Lawn Care During a Drought Continued

Lara DeHavenHomeowner Tips, Lake Conroe, Lawn, Montgomery County

Lawn Care During a Drought

The Lake Conroe area has enjoyed some rainfall since my last article on proper lawn care during a drought. However in spite of the rain, the drought conditions have gotten worse. According to the US Drought Monitor, Montgomery County is in a severe drought. The western part of neighboring Grimes County has entered an extreme drought.

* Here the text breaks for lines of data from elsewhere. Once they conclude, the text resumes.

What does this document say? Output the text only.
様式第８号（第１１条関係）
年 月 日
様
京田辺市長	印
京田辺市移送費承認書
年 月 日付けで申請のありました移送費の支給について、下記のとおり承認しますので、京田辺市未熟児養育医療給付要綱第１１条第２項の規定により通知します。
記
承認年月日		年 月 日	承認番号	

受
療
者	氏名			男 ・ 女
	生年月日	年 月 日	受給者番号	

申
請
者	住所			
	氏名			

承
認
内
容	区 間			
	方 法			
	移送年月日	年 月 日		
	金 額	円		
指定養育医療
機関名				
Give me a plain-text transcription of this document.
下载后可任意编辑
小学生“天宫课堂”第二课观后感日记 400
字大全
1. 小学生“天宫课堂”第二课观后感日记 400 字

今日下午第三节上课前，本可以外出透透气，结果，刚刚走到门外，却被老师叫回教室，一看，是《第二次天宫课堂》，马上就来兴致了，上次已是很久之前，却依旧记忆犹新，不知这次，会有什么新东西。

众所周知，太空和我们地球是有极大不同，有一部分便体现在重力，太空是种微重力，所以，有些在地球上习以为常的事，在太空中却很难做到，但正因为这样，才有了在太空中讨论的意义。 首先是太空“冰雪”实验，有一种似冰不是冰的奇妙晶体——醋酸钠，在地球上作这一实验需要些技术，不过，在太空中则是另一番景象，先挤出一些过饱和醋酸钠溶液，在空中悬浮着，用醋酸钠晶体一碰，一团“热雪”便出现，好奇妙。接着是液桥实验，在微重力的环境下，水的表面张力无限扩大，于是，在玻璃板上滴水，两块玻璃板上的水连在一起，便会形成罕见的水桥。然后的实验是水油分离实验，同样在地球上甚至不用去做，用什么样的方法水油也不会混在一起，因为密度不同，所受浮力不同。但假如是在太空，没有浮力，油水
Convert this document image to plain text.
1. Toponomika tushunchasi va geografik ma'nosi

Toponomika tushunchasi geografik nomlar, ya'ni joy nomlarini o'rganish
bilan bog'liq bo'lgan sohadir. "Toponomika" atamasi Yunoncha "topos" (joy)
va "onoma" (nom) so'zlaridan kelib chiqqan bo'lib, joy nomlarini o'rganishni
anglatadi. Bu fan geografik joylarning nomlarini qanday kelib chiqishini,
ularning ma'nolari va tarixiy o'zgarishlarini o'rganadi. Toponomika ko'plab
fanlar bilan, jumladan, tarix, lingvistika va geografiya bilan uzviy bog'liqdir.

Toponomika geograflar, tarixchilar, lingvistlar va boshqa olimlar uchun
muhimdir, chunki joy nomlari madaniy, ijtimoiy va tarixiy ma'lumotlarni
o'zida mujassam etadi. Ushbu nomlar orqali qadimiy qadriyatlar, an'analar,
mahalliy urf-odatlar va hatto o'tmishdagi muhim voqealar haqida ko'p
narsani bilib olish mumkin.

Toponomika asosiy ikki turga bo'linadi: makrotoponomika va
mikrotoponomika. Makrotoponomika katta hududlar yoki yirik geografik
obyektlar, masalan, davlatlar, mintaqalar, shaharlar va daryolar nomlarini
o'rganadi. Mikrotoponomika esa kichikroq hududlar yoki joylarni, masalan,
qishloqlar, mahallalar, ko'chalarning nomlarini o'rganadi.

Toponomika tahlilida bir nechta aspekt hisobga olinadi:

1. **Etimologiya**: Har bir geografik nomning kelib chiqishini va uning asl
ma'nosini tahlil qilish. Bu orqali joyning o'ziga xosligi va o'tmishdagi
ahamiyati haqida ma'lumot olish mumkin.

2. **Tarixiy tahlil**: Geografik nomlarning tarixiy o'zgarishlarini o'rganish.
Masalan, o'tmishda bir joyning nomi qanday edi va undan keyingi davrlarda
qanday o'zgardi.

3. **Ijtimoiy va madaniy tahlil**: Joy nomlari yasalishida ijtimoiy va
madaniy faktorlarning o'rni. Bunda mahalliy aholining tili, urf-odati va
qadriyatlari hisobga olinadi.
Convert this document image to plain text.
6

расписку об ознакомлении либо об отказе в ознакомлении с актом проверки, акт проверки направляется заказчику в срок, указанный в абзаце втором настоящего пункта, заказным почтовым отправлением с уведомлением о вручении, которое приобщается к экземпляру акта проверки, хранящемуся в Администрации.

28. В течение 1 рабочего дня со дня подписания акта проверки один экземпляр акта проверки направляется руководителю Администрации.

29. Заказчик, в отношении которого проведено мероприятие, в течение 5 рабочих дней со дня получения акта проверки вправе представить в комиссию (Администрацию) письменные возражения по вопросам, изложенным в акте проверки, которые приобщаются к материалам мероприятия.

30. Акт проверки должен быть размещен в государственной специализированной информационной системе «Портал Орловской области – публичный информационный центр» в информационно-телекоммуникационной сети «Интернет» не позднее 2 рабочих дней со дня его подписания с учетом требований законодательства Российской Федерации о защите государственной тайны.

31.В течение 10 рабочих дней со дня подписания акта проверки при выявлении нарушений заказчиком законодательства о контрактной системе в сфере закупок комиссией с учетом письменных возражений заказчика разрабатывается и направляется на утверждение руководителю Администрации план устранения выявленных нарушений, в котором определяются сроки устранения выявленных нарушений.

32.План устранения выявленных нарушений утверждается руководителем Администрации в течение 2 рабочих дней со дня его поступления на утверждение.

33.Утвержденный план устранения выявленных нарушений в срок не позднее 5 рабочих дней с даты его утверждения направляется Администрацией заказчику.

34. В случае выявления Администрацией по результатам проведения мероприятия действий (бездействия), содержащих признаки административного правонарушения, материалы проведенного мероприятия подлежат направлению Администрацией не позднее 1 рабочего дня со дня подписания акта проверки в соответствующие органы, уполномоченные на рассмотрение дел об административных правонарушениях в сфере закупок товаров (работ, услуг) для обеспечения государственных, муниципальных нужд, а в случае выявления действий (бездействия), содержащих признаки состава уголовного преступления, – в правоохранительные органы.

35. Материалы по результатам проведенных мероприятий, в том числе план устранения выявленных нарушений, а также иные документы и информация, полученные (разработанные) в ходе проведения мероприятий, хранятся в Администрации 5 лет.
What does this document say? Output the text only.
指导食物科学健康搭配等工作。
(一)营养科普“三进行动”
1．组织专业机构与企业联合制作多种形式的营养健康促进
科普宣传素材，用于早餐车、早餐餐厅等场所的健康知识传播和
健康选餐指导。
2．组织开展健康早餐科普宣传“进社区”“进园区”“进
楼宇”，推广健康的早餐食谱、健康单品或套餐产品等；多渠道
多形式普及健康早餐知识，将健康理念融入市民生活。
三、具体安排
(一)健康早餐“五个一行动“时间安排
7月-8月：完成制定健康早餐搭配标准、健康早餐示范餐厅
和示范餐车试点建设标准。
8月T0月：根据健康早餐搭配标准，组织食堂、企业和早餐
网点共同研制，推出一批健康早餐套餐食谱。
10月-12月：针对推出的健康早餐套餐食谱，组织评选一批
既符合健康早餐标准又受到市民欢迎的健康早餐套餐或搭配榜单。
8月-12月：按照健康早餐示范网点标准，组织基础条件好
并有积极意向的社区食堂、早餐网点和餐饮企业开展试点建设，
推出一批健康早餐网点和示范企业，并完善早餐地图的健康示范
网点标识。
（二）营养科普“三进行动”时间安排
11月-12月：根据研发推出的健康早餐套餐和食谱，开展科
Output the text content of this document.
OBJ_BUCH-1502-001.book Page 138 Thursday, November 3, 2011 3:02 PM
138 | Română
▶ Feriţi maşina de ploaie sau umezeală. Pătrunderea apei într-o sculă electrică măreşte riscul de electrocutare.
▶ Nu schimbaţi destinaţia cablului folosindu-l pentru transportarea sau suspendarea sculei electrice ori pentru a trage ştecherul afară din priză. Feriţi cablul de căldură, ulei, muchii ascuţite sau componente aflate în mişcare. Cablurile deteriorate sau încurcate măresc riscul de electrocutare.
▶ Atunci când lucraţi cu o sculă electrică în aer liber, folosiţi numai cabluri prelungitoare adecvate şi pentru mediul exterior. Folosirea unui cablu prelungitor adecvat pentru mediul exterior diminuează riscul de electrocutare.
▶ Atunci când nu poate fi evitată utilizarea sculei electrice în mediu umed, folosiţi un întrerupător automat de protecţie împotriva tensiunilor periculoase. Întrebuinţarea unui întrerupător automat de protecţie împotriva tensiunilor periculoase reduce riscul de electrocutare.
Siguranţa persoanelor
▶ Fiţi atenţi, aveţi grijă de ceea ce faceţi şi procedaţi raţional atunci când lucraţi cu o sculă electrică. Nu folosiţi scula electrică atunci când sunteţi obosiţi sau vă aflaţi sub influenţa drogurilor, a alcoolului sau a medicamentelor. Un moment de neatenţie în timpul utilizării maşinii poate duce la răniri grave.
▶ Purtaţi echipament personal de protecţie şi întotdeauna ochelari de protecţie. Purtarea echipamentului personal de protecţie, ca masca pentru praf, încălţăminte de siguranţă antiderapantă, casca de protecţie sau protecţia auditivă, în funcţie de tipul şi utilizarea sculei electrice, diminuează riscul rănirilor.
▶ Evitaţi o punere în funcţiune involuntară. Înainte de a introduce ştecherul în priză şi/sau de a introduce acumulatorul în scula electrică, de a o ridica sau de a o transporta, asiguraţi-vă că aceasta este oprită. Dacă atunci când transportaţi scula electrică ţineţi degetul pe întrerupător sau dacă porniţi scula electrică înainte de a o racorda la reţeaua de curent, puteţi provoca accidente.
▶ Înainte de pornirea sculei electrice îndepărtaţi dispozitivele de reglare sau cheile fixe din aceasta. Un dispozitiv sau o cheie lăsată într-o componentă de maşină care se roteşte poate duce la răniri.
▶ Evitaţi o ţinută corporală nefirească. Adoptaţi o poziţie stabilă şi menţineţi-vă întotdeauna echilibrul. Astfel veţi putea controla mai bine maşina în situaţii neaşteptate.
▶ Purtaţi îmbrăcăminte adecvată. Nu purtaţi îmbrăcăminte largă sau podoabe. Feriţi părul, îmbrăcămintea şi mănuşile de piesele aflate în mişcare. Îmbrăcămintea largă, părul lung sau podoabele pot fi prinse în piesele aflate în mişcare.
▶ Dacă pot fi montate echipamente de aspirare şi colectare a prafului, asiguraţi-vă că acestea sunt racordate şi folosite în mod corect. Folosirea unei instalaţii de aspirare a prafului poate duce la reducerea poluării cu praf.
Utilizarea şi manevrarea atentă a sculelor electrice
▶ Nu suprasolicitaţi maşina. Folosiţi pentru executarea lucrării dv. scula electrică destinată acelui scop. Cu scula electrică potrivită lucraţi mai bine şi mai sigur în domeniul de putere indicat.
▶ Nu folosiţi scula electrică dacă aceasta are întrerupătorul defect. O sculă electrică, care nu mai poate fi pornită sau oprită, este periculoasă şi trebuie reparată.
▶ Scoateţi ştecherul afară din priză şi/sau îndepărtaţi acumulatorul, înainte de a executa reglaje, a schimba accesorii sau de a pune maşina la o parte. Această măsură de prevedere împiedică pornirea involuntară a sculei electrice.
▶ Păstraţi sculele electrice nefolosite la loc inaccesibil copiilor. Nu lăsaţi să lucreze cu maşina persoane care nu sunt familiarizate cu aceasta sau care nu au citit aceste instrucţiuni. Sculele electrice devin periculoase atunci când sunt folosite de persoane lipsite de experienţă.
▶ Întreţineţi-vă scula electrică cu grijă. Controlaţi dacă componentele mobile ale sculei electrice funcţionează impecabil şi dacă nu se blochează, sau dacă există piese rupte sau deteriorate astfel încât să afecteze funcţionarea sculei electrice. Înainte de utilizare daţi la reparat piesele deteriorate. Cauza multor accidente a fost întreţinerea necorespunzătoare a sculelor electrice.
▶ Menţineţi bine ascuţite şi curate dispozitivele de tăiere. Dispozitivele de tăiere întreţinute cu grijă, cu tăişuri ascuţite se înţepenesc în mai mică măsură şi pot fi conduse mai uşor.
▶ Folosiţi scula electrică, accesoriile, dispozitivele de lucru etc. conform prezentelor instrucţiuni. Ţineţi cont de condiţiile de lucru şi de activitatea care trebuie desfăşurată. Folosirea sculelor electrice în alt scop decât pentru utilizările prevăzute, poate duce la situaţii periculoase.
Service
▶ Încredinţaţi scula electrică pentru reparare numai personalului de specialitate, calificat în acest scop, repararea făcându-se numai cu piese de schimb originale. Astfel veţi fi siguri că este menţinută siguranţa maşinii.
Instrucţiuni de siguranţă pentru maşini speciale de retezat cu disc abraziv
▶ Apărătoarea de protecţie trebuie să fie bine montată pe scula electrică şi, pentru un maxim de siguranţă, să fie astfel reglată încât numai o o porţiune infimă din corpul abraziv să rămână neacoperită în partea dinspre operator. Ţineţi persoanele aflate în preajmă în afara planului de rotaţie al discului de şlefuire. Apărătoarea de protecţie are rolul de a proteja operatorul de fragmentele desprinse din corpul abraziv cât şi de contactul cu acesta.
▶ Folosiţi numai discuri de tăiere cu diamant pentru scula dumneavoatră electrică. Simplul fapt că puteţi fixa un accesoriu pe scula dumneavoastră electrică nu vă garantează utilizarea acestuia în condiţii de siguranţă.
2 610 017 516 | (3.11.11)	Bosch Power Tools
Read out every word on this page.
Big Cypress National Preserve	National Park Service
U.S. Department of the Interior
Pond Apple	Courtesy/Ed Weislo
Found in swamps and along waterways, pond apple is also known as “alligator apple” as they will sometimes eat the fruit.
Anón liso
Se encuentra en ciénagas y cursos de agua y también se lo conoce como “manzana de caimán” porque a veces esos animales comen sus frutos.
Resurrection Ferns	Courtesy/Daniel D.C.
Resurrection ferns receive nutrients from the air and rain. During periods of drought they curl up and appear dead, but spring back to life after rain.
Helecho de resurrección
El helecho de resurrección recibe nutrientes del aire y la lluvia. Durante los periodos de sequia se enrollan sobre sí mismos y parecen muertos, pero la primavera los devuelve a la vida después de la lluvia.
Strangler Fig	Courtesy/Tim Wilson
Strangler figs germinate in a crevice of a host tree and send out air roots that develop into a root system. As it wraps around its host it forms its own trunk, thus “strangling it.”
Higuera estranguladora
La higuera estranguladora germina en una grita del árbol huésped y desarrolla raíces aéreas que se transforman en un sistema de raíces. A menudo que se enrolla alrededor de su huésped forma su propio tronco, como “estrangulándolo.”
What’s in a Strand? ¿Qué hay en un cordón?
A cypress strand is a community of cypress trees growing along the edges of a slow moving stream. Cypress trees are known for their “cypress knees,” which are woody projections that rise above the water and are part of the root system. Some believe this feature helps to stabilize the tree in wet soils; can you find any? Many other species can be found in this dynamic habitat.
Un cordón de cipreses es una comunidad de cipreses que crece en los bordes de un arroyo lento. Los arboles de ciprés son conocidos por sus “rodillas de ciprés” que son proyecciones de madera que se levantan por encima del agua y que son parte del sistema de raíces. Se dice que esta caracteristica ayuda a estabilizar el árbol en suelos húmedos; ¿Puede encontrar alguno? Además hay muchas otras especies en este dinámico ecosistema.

Two weeks ago, we discussed purposeful watering in the article, “Protect Your Lawn During a Drought.” Today I want to continue discussing lawn care tips, except this time focusing on not stressing your lawn, mowing correctly, and allowing some grasses to go dormant.

Don’t Stress the Lawn

Drought conditions can be brutally hard on your lawn. If you have any projects you wanted to do this summer, delay them. You don’t want to do anything that will potentially stress out your grass. Additionally, don’t fertilize your lawn either. Nitrogen-based fertilizer needs cooler temperatures and it is clearly too hot to fertilize. Even though you might want to spring into action to save your grass, for its sake don’t add any stress to your lawn. Besides watering wisely, leave your grass alone.

Deliberate Mowing

Obviously, you will not have to mow the lawn as much as usual during a drought. However, if you have to cut the grass, set the height of the blades no less than 3 inches. 4 inches would actually be better. Make sure your mower blades are sharp. Dull blades “tear at the grass, forcing it to use 40–60% more water to recover.” Also allow the grass clippings to remain on the lawn instead of bagging up the cuttings. They will act as mulch and help retain moisture, which is exactly what your lawn needs and craves.

Dormancy can Help

With high temperatures and little rain creating drought conditions, Bermuda grass and Zoysia varieties can go dormant. According to Texas A&M AgriLife, this actually helps the grass survive. However, most homeowners have St. Augustine grass. Unfortunately this grass does not go into dormancy easily. Therefore during a prolonged drought, you are likely to have to replace it in spots as needed. But if your grass does go dormant, then its roots are still alive. It should recover.

The drought conditions in Texas are likely to get worse before they improve. Therefore, it is important to follow these tips in addition to properly watering the lawn. Do whatever you can to save your lawn. Of course, pray for rain.